Houses that hold stories and objects: a 14th century Christ, a Sorolla or a 'Mallorca' ship's camera.
Of the 26 existing buildings, the book focuses in particular on ten: Clínica Universidad de Navarra, Cima, Sciences Building, Central Building, university dining hall, , School of Architecture, School de Comunicación, Library Services Central, Amigos Building and Museo Universidad de Navarra.
Manuel Castells, author of most of the images, explains that about 5,000 new photographs were taken over the course of a year, from which about 20 were selected per building. "On many occasions, a photographer's eye captures moments and details that other people don't usually notice. And after many years working at Campus, as is my case, the eye is accustomed to capture them more easily," says Castells.
The houses of the University of Navarra's Campus is also a book of stories. "As we fly over the houses-crossing the times-the stories appear. They are short stories, informative fragments evoked by the buildings, corners and physical objects found inside," says the author.
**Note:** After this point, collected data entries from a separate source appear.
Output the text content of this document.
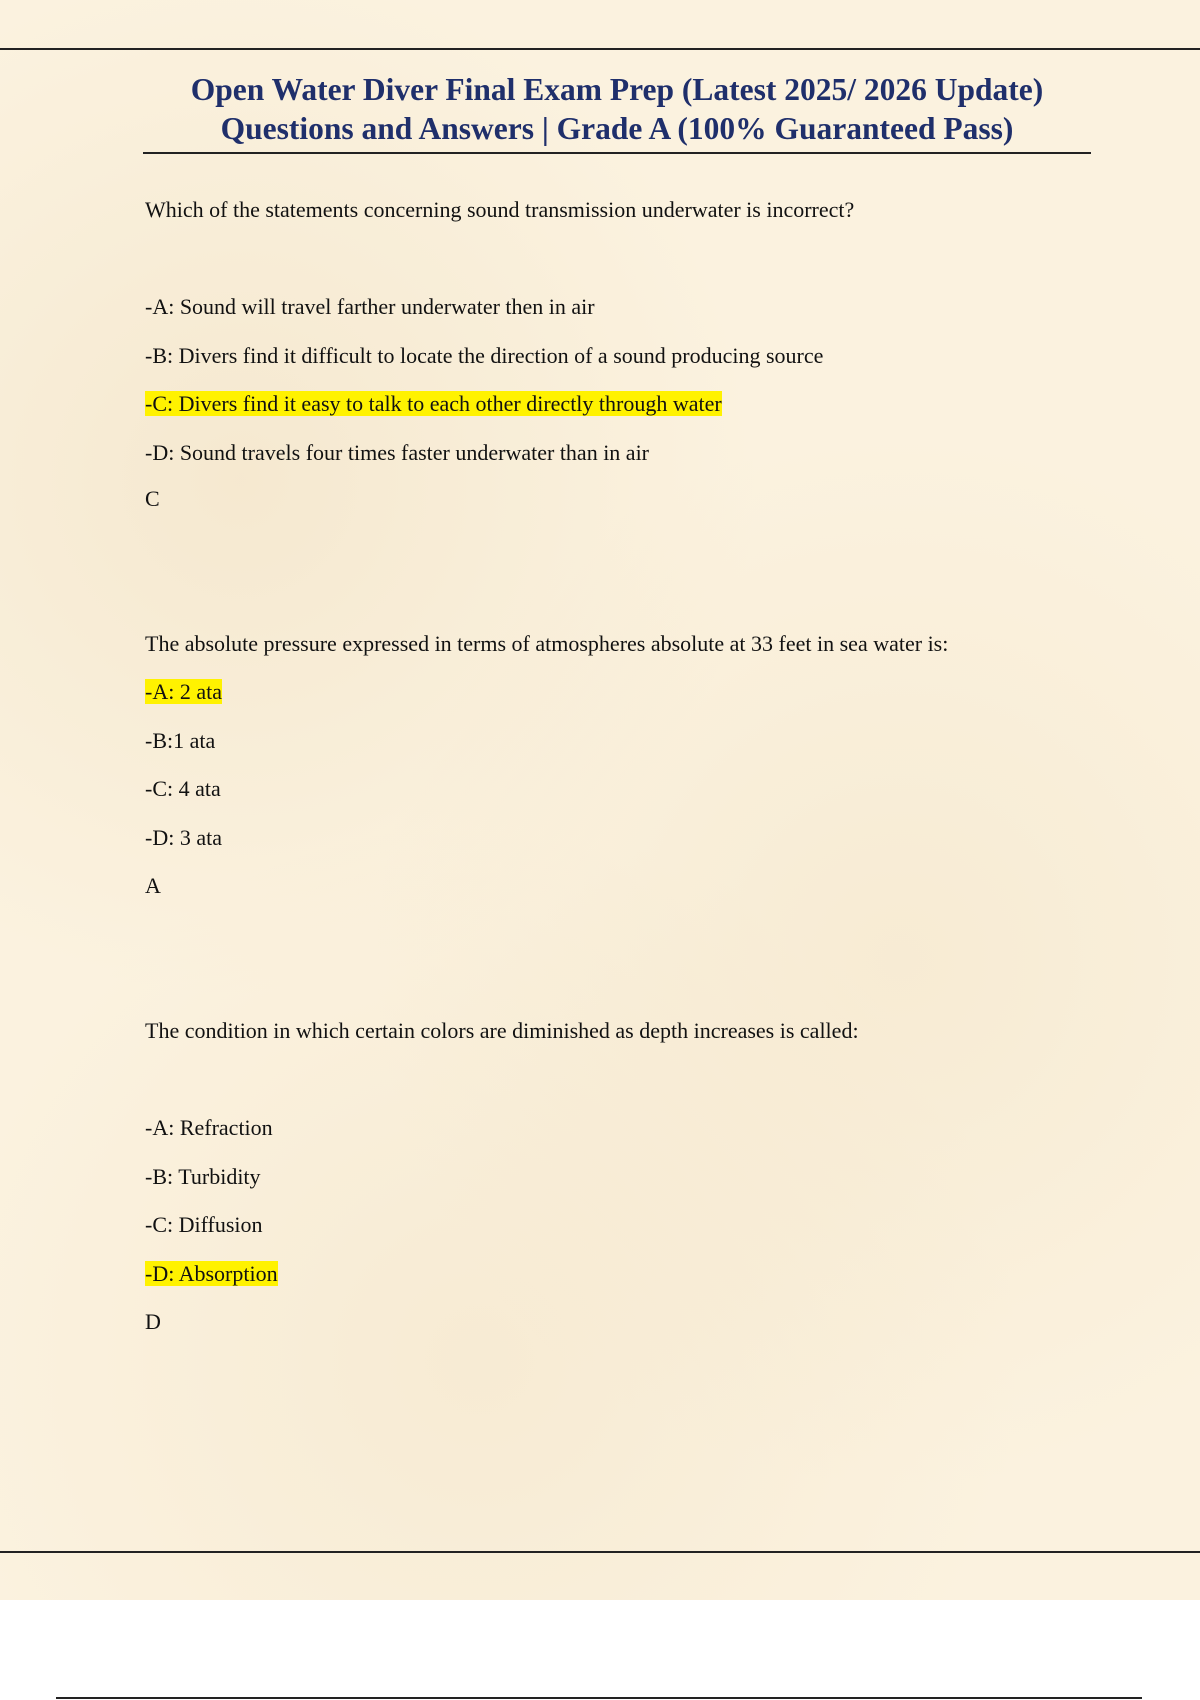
Open Water Diver Final Exam Prep (Latest 2025/ 2026 Update)
Questions and Answers | Grade A (100% Guaranteed Pass)

Which of the statements concerning sound transmission underwater is incorrect?

-A: Sound will travel farther underwater then in air
-B: Divers find it difficult to locate the direction of a sound producing source
-C: Divers find it easy to talk to each other directly through water
-D: Sound travels four times faster underwater than in air

C

The absolute pressure expressed in terms of atmospheres absolute at 33 feet in sea water is:

-A: 2 ata
-B:1 ata
-C: 4 ata
-D: 3 ata

A

The condition in which certain colors are diminished as depth increases is called:

-A: Refraction
-B: Turbidity
-C: Diffusion
-D: Absorption

D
Both the University of Navarra Museum and the Science Museum or the Library Services Central keep "real wonders", according to the journalist. However, the book has focused on another 90 objects that, perhaps for the first time, are described in detail and their history is told.
Among them are a Lignum Crucis; a Christ Spanish from the XIV century; Italian and Spanish bargueños from the XVII century; the Immaculate Conception by Francisco Pacheco; the Image of the Virgin that presided over the beginnings of the University of Navarra in 1952; the 24-hour zodiacal clock from Central Building; a camera from the ship Mallorca (1914-1973); the laboratory of work of the photographer José Ortiz Echagüe; a department of a Renfe train carriage; a Sorolla, the Gold Medal of Navarre; the academic vestments of Saint Josemaría Escrivá de Balaguer; collections of clocks, jades, unusual musical instruments, etc.
The book is dedicated, the author points out, to the men and women who have collaborated in the construction of these houses -architects, engineers, workers and specialists-, "without forgetting those who have generously provided the economic means to build them (individuals, association of Friends of the University of Navarra, foundations, alumni, etc.) and those who with their discreet work have taken care -and continue to take care- of their maintenance and the luminous dignity of their cleanliness".